Keine Schärfe, kein Feuer, kein Biss
Was weiterhin am meisten bei den Netzwerkern verstört ist ihre Antriebslosigkeit, ihr Mangel an Leidenschaft und Temperament. Richtig Stimmung kommt bei ihren Diskussionen nicht auf, keine Schärfe, kein Feuer, kein Biss. Sie ringen nicht um Positionen. Die Netzwerker würden sagen, sie seien eben keine Ideologen.
Aber das ist es nicht. Man kann sich schließlich auch ganz unideologisch über programmatische Perspektiven auseinandersetzen.

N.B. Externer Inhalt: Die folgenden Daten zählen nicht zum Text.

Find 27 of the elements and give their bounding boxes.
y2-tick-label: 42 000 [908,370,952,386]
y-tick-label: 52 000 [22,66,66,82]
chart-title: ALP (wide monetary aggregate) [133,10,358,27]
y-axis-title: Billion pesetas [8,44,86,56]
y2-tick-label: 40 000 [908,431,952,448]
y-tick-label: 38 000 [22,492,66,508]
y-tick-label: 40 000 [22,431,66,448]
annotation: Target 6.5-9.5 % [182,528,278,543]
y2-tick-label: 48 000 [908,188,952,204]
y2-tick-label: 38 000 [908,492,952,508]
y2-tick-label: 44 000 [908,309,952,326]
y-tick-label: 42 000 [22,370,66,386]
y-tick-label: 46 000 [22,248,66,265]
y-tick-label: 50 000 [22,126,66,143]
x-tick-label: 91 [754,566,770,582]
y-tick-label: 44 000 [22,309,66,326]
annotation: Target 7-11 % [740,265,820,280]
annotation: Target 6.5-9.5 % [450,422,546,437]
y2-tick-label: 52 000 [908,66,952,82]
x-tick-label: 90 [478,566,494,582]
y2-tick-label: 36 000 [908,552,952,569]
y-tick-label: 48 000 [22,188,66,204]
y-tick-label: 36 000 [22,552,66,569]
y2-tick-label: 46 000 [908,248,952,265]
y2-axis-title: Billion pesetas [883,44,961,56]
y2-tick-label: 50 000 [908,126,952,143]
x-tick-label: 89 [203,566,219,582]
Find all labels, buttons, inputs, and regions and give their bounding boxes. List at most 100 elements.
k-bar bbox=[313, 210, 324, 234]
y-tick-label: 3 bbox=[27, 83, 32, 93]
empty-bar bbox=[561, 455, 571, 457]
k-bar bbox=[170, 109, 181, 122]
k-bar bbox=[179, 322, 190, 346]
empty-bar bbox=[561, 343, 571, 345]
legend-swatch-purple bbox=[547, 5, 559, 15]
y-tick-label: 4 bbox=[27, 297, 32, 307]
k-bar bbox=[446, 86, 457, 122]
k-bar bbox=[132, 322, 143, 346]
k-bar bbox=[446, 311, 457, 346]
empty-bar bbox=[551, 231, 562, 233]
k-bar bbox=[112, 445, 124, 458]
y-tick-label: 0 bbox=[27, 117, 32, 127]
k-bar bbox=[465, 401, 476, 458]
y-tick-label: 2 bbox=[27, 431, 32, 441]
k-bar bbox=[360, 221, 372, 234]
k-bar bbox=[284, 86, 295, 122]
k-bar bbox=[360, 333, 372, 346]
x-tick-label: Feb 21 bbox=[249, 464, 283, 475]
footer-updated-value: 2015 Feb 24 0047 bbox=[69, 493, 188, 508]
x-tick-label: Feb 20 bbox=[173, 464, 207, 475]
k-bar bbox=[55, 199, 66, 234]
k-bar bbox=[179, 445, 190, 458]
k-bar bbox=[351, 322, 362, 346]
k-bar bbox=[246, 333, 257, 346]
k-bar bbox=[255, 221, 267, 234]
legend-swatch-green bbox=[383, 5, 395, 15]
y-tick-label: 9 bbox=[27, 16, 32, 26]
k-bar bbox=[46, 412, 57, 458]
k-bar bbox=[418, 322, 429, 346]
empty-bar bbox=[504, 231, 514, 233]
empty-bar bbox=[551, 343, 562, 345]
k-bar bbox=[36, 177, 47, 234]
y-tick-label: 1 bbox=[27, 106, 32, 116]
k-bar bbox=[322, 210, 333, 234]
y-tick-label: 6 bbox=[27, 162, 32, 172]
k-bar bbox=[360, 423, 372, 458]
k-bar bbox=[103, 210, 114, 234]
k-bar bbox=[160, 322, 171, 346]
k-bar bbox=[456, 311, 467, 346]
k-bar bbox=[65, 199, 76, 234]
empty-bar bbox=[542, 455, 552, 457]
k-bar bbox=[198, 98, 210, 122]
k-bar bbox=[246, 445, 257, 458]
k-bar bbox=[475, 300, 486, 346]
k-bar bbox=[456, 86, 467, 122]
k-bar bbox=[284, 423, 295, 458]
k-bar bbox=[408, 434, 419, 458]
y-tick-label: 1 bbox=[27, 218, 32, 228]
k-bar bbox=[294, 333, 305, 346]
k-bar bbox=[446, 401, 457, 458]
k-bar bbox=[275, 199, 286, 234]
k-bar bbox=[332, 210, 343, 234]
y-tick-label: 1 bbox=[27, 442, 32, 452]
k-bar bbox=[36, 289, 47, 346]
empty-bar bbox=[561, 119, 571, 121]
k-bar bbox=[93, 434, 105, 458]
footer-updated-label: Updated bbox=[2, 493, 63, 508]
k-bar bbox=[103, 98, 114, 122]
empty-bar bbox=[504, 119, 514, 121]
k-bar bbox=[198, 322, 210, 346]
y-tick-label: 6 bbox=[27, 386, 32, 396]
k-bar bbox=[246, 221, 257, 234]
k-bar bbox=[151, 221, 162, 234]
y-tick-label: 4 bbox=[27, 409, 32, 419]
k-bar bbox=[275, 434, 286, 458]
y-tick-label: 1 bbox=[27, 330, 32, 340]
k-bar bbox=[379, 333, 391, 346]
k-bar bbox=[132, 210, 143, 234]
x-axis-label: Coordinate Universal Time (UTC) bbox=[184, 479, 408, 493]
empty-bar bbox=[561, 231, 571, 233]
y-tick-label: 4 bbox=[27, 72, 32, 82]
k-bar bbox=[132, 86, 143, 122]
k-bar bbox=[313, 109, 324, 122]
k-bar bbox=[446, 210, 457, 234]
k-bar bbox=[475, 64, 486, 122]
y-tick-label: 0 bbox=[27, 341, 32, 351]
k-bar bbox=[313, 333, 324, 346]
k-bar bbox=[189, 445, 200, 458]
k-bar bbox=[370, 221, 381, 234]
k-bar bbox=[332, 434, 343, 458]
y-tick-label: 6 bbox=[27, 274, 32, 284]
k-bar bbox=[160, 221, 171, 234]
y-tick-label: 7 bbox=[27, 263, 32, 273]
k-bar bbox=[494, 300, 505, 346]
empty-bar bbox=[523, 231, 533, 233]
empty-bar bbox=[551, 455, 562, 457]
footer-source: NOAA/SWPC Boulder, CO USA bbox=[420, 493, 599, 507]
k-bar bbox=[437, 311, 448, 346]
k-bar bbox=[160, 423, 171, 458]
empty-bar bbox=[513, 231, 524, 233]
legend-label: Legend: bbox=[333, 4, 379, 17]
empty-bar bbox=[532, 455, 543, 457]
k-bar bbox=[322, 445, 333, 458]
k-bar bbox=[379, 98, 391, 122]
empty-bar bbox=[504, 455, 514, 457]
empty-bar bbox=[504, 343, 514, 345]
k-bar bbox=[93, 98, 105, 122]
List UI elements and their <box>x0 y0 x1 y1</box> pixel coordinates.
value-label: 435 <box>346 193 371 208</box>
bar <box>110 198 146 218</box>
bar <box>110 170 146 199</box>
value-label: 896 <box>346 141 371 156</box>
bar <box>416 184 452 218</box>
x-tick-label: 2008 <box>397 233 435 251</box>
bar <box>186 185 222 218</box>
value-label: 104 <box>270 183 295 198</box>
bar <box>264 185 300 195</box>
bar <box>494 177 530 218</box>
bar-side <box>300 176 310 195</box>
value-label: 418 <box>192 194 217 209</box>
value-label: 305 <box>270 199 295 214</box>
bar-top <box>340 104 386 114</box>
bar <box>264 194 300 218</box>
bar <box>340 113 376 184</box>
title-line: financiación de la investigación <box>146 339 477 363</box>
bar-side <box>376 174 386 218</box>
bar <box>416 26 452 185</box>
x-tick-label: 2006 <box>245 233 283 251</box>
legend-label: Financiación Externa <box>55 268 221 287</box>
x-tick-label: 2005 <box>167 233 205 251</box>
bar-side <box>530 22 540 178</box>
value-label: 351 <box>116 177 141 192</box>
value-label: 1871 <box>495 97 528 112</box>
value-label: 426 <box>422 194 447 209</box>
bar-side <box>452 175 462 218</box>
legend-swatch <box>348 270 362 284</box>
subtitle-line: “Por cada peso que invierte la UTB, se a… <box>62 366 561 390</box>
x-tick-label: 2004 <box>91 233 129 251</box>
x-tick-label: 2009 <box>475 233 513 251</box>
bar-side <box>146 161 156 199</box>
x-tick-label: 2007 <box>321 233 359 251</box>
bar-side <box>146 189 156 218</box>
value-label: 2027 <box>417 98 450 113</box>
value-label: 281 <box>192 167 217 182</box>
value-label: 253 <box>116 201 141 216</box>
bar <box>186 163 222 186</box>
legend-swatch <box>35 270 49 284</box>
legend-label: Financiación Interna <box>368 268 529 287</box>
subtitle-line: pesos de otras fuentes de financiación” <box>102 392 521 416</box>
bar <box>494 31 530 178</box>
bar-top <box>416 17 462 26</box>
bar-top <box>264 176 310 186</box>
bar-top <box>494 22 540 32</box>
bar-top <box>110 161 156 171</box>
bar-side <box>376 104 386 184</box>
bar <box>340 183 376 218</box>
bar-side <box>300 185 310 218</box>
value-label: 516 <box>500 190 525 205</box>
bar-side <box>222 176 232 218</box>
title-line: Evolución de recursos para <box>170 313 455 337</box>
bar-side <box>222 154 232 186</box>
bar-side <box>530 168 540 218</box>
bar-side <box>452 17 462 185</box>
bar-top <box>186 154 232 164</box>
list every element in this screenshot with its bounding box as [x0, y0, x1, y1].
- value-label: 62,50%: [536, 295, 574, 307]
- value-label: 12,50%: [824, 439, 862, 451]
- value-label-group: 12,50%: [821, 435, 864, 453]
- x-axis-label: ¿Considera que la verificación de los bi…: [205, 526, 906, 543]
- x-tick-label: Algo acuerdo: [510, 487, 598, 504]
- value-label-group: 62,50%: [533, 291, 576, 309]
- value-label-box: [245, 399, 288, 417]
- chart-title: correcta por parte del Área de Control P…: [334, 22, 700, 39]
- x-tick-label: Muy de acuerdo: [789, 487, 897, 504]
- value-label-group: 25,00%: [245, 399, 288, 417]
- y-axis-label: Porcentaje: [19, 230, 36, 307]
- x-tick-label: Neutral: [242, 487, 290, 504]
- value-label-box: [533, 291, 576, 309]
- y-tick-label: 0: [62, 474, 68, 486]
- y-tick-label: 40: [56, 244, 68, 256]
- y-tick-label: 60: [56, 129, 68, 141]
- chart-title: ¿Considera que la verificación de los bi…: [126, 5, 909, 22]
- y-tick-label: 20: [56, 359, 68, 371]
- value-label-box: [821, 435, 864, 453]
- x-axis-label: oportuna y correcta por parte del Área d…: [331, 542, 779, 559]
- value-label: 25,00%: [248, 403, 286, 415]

Gerade in unideologischer Zeiten kommt es auf Maßstäbe, Wertorientierungen und Prioritäten an, um dem eigenen Tun Struktur, Richtung und Norm zu geben. Doch daran mangelt es den Netzwerkern. Bezeichnend war, dass sie vor zwei Jahren plötzlich das programmatische Credo der "Chancengesellschaft" ausriefen - ohne überhaupt zu merken, dass dies längst von anderen und viele Jahre vorher geschehen war: Nämlich von den Herren Koch und Teufel aus der CDU.
Kein Zweifel also: Die SPD vollzieht den Generationswechsel. Die "68er" sind in Bälde Geschichte. Eine neue Generation stellt sich auf die Bühne. Noch schaut das Publikum skeptisch.